I believe the SPI peripheral can provide the necessary DREQ signals for the above idea, but I'm not sure that the data written by the second DMA channel can be exposed to the reader DMA channel without directing the SPI's output to a GPIO pin and physically connecting that to the SPI's input pin.

If you're really interested in this DMA stuff, you might want to dig up the code used in MachineKit. They may be using a few tricks in their code that I haven't thought of.
Re: New firmware for printing directly from the Raspberry Pi's GPIO pins
June 06, 2015 04:42AM
*Wooosh* grinning smiley
Re: New firmware for printing directly from the Raspberry Pi's GPIO pins
June 11, 2015 12:02AM
hi wallacoloo,
thanks again for your answer!
Quote

GPIO_SET and GPIO_CLEAR are laid out something like so (I may have mixed this up - writing from memory): [GPIOSET0, GPIOSET1, 4-byte padding, GPIOCLR0, GPIOCLR1] where each register there is 4 bytes. The pins controlled by GPIOSET1 and GPIOCLR1 aren't routed to the header on any of the RPis (except perhaps the new B2s - not sure). Therefore if you write 16 sequential bytes to GPIOSET0, incrementing the destination address, you can write to all the needed GPIOs
I tought about this but the datasheet says "reserved" for the bytes between SET and CLEAR. So can we know nothing happens if we write to these addresses?
I made a printout of your answer and take it with me on holiday. I 'll be back in a few weeks and hope get some ideas in that time.
Re: New firmware for printing directly from the Raspberry Pi's GPIO pins
June 16, 2015 05:08PM
Quote
vlorijer
I tought about this but the datasheet says "reserved" for the bytes between SET and CLEAR. So can we know nothing happens if we write to these addresses?
I made a printout of your answer and take it with me on holiday. I 'll be back in a few weeks and hope get some ideas in that time.

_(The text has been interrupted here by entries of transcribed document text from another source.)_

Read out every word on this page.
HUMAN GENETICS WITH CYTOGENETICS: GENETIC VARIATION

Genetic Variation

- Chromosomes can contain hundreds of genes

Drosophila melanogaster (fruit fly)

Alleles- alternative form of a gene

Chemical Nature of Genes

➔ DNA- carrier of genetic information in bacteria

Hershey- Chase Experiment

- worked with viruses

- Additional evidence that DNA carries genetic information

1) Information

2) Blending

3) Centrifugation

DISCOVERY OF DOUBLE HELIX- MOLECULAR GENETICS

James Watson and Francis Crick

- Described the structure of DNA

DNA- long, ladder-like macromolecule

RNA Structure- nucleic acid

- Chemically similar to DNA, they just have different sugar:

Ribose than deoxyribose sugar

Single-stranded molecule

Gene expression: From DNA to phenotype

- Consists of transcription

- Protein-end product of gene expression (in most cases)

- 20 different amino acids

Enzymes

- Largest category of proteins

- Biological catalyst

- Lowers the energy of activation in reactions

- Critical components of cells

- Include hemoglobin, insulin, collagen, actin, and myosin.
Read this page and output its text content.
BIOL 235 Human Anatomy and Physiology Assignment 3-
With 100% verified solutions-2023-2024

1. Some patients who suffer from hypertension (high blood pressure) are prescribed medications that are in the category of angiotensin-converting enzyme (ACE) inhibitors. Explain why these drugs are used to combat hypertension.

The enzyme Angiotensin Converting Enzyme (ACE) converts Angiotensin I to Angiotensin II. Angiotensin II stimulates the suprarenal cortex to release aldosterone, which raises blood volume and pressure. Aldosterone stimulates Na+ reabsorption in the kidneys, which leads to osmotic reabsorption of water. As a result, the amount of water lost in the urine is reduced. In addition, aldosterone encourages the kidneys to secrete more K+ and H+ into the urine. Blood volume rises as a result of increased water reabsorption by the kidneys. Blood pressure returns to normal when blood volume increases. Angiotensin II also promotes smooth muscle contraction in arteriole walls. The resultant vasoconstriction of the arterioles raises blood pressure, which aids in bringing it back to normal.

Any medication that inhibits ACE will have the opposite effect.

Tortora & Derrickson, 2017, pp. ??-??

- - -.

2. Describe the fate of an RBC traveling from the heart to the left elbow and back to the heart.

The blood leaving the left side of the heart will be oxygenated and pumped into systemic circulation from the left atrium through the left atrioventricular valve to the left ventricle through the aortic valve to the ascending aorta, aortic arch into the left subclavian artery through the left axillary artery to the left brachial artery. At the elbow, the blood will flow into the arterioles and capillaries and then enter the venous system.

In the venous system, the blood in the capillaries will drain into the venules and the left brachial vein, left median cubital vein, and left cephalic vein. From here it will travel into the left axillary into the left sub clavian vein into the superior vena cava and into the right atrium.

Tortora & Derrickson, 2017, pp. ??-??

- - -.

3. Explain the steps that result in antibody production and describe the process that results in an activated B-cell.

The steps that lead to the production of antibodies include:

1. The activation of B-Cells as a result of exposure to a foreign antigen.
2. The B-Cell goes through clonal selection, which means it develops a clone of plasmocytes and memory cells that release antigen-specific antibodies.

That's a good point. I interpreted "reserved" as meaning "reserved for future revisions", i.e. "this address isn't currently used, but it might be used for something in the future". In that interpretation, writing to those addresses won't do anything for current raspberry pi's, but it might incur undefined behavior in future versions.

In any case, my guess for why those bytes are reserved in the first place is in case future chips support more I/Os. In that scenario, it's safe to expect that the reserved bytes will follow the pattern GPSET0, GPSET1, GPSET2, ... GPCLR0, GPCLR1, GPCLR2, .... Since writing zero's to GPSETx or GPCLRx is a no-op, I would feel comfortable with writing zero's to the reserved regions too since it will likely still be a no-op if the GPIOs are ever expanded.

But yes, I don't think you can technically guarantee any behavior for what happens when you write to a reserved address. So it's a do-at-your-own-risk type of thing - if you try it and it works (I can say that it did work on the original RPi model B back when I evaluated that method around September) and you're comfortable with the possibility of it breaking on future revisions, then you're probably O.K.